Candidates supported by Wolf for the U.S. Senate and the attorney general’s office won.

“Yesterday, Democrats across the Keystone State made their voices heard in a spirited primary election and nominated bold leaders up and down the ballot who want to move Pennsylvania forward,” Gov. Wolf said in a statement. “Hillary Clinton, Katie McGinty, Josh Shapiro, Eugene DePasquale, Joe Torsella, and other Democrats need your help to take on Republican extremists like Donald Trump and Pat Toomey. The future of both Pennsylvania and our great nation is at stake.”

But it’s rather hard to embrace any of these candidates and their supposed positions if you can’t trust either the candidates or their positions.

So all this may yet blow up in Tom Wolf’s face.

Ballotpedia, for instance, suggests that the $1.5 million spent by the Democratic Senatorial Campaign Committee on McGinty could backfire.

“The expenditure was unusual as the money was spent as a coordinated expenditure from the DSCC, not the usual independent expenditure,” Ballotpedia reports. “This could potentially harm the Democratic Party in the general election, as there is a limit of $1.9 million that can be spent on these types of expenditures in Pennsylvania, unlike independent expenditures which have no monetary limit.”

RealClear Politics adds, “Sestak said the DSCC did the same thing six years ago, spending significant portions of coordinated money to back Sen. Arlen Specter – who had switched to the Democratic Party – and leaving little of it to be spent in the general election, which caused significant problems for Sestak’s campaign against Toomey in 2010.”
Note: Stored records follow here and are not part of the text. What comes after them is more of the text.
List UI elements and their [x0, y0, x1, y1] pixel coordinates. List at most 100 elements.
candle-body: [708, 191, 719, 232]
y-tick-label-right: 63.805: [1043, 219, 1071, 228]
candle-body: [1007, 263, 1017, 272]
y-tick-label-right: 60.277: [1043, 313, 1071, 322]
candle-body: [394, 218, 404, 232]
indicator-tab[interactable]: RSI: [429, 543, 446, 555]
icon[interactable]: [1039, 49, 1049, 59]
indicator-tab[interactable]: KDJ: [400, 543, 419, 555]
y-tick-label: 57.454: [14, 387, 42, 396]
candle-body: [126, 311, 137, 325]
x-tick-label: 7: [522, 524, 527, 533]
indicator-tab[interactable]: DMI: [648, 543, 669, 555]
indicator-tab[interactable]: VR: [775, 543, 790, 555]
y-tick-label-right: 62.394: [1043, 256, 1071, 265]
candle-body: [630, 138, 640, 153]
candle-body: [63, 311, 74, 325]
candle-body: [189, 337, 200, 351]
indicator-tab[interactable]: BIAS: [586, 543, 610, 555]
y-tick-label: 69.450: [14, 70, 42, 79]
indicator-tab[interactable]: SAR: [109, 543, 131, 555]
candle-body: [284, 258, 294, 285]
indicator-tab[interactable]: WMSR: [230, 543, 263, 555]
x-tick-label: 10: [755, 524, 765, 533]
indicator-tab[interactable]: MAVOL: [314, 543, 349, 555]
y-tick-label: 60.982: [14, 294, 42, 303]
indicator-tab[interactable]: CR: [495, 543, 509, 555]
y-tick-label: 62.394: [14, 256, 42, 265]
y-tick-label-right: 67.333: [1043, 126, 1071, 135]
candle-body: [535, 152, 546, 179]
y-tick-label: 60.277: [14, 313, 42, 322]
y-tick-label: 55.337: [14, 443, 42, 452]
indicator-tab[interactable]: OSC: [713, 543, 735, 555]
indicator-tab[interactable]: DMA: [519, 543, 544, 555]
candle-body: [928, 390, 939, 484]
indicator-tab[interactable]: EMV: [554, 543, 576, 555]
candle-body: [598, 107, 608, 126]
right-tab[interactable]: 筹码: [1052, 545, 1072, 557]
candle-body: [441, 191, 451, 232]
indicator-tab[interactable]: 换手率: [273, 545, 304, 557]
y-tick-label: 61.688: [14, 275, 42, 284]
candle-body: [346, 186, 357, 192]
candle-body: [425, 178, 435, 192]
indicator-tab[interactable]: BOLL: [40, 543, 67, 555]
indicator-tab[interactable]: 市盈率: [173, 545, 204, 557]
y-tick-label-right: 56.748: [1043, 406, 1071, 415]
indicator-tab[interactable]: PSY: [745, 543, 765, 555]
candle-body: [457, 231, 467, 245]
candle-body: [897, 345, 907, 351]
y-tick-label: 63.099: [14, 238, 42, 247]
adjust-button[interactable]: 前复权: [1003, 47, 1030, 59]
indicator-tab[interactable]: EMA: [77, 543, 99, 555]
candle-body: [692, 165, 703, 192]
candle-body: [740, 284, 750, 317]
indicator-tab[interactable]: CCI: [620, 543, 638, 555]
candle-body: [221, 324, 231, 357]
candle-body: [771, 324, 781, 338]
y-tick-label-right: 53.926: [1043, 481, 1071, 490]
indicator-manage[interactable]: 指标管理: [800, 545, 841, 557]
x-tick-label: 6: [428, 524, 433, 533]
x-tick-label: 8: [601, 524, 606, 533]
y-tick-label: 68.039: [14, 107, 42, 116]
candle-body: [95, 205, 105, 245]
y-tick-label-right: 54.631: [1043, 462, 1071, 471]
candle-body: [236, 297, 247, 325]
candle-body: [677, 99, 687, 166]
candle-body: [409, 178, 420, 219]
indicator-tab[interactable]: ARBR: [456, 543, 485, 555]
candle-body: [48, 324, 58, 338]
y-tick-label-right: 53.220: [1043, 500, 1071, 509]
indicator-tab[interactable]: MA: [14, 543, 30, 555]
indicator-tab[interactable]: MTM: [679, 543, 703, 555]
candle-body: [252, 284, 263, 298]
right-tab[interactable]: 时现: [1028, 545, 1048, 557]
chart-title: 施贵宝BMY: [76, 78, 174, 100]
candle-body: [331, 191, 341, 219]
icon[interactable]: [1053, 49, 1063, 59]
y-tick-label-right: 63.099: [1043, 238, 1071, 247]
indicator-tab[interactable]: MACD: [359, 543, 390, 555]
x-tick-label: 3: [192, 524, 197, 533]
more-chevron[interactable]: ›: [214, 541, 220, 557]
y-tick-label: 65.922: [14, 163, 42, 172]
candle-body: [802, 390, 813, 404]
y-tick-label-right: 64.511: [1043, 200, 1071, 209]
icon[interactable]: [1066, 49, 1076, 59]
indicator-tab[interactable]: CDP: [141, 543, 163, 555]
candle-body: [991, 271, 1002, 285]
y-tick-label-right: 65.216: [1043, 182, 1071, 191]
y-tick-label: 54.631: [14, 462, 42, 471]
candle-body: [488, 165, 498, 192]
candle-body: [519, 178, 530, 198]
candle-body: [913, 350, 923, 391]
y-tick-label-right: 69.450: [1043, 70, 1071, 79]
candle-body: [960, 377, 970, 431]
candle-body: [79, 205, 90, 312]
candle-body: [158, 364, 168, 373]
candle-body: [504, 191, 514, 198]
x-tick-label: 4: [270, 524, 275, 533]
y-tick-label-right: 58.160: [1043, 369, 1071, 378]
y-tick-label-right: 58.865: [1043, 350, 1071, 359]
But fear not. There are ways around those pesky election finance laws.

“Filings with the Federal Election Commission, however, show that the DSCC gave the maximum amount to Sestak’s general election campaign six years ago and spent about $1.5 million supporting him,” RealClear Politics reports. “According to the Center for Responsive Politics,  the DSCC also spent $8 million in advertisements against Toomey that wasn’t coordinated with Sestak’s campaign because of campaign finance rules.”

The real problem here is that the Democrats actually think they can take on Sen. Toomey using these sleazy methods, and that voters won’t notice, or care.

Toomey may be dead wood, but he hasn’t been accused of being rotten wood.

Let’s at least attempt to be honest. All this is simply manipulating voters, and isn’t changing anything.

So long as our political system is awash in unaccountable money and untruthful negative ads; so long as our votes don’t count; and so long as our elected representatives don’t even have to tell us whom or what they support, nothing else in government is going to be fixed.

Maybe that’s what these guys really want.